The NYC Human Rights Law prohibits discrimination in Public Accommodations on the basis of these protected categories:
Age, Race, Color, Religion/Creed, National Origin, Gender, Pregnancy, Gender Identity and Gender Expression, Disability, Sexual Orientation, Marital or Partnership Status, and Immigration or Citizenship Status.
This protection includes discrimination because of an individual's actual status as well as what people think or perceive an individual's status to be. Individuals are also protected based on their association with other individuals who fall into a protected category.
The Law prohibits places or providers of a public accommodation from making statements or posting advertisements that directly or even indirectly suggest any limitation or discrimination based on any of these protected categories.
2. Is my business a public accommodation? Do I have to comply with the NYC Human Rights Law?
Anyone who provides goods and services to the general public is considered a public accommodation and is subject to the NYC Human Rights Law, including the owner, franchisor, franchisee, lessor, lessee, proprietor, manager, superintendent, agent or employee of the place or provider of the public accommodation.
3. What are some examples of the types of businesses that are considered public accommodations?
Stores, Banks, Medical/Dental Offices, Government Agencies, Hair Salons, Hospitals, Subways/Busses, Hotels, Restaurants, Theaters, Schools, Taxis.
It is against the NYC Human Rights Law for a public accommodation to withhold or refuse to provide those goods or services based on the following protected categories under the Law: Age, Race, Color, Religion/Creed, National Origin, Gender, Gender Identity, Disability, Sexual Orientation, Marital or Partnership Status, Immigration or Citizenship Status.
4. If someone comes into my business with a dog, can I ask the person to leave?
People who rely on service animals because of their disabilities must be treated the same as if they visited your business without an animal. Get more information service animals.
5. The aisles in my store are too narrow for a person in wheelchair to get through. What should I do if a person in a wheelchair wants to shop here?
You must make every effort to make your store accessible to all potential shoppers. If it is architecturally or financially infeasible to do so, you must offer the goods or services to the person in a modified way. For example, offer to pick up the items in the back of the store for the person if they cannot get to the back.
6. How can a Public Accommodation provider comply with the Department of Health and the Human Rights Law pertaining to service animals since a provider cannot ask for service dog identification?
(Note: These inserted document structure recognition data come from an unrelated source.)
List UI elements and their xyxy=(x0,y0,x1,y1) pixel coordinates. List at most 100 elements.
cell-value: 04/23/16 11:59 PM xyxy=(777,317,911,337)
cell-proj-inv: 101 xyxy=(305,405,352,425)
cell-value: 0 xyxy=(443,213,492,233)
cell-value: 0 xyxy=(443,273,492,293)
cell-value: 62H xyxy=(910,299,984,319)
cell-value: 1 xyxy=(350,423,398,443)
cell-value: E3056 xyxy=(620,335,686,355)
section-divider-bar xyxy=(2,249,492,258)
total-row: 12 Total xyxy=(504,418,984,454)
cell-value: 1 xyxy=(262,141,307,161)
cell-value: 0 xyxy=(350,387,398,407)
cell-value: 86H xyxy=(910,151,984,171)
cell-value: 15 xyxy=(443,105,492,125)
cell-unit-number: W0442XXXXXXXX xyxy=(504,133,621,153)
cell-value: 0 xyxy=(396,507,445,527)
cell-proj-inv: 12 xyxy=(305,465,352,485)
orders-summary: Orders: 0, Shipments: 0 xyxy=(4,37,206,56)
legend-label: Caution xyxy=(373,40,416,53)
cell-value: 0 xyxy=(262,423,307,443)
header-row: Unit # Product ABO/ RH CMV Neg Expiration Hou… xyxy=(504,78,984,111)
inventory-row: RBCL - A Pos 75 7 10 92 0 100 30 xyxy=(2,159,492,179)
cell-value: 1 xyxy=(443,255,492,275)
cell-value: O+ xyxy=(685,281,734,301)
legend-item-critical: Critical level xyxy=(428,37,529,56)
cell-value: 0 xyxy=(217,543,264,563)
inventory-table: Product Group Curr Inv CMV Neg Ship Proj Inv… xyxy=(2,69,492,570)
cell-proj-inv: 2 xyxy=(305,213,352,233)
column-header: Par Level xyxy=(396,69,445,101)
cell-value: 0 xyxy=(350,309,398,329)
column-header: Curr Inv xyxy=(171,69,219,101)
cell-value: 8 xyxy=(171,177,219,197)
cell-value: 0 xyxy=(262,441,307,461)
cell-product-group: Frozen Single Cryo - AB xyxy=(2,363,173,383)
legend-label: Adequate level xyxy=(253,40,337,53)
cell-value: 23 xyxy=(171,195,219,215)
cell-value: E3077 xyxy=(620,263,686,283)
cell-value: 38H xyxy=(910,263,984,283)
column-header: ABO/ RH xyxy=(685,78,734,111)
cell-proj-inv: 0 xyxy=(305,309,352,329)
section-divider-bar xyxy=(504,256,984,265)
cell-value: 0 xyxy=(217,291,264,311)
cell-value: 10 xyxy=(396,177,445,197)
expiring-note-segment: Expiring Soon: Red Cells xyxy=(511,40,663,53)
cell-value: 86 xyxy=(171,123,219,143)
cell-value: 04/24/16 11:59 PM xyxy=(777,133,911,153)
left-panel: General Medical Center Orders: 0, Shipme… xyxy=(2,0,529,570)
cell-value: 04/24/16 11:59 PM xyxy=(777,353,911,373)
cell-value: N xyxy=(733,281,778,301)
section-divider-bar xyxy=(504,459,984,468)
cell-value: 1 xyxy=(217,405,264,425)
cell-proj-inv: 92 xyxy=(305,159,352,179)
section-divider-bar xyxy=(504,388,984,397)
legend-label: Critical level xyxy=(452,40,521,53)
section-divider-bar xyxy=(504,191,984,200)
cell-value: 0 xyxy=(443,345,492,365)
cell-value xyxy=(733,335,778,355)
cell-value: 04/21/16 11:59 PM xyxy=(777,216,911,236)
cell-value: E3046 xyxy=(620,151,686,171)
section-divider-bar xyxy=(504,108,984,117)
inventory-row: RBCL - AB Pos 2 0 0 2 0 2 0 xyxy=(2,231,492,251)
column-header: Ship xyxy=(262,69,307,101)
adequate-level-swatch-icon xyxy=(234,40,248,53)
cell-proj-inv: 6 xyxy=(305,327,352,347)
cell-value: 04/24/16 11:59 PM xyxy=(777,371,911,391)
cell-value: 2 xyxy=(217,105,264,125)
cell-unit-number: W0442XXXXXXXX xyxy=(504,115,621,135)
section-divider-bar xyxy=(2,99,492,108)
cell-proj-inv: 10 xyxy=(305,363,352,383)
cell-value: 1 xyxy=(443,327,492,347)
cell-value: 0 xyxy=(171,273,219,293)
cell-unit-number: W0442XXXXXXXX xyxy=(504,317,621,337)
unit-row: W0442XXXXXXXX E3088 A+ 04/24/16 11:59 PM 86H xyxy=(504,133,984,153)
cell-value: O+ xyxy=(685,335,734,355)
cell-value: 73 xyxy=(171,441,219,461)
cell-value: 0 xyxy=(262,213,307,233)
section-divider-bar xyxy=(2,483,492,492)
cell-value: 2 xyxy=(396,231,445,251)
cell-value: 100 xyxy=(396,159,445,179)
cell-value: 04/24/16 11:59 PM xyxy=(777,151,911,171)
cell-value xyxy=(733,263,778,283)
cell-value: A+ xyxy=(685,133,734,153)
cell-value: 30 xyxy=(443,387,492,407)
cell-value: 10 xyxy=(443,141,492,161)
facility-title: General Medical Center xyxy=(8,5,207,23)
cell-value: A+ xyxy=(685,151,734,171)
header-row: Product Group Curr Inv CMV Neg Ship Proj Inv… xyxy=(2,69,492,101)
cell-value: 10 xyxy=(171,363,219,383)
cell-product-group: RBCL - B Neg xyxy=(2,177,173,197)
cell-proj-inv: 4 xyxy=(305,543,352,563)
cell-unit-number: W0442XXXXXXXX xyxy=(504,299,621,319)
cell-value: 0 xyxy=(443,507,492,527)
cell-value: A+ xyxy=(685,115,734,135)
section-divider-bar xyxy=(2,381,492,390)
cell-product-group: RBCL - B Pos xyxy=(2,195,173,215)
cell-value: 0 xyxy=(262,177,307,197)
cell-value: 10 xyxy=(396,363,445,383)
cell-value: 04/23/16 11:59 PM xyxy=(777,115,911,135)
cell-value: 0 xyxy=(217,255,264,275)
Although animals are typically not allowed in food establishments, the NYC Health Code has an explicit exception that states that service animals are allowed in restaurants and food establishments. Get more information on service animals.
If you are concerned that a patron has entered your business with a pet rather than a service animal, you may ask: Is that a service animal required because of a disability? If the person with the animal answers "Yes," you may then ask: What work or task does that animal perform? If the person can answer both of those questions, the Human Rights Law requires the animal be allowed in the place of public accommodation anywhere that a member of the public would be allowed.
7. I have questions about my obligation to provide bathroom access based on gender identity, where can I get more information?
8. Do we need to build a single-occupancy bathroom if we don't have one?
No. The NYC Human Rights Law does not require entities to construct additional restrooms, or make existing bathrooms unisex. The Law only requires that individuals be permitted to use the bathroom facilities consistent with their gender identity, regardless of their sex assigned at birth, anatomy, medical history, appearance, or the sex indicated on their identification.
9. I didn't do anything wrong, but my agent or employee did–am I still liable?
Yes. Even if you did not personally discriminate against patrons, you are still liable for violations of the Law by your employees and agents. It is in your interests to make sure that your employees and agents are educated about the requirements of the NYC Human Rights Law.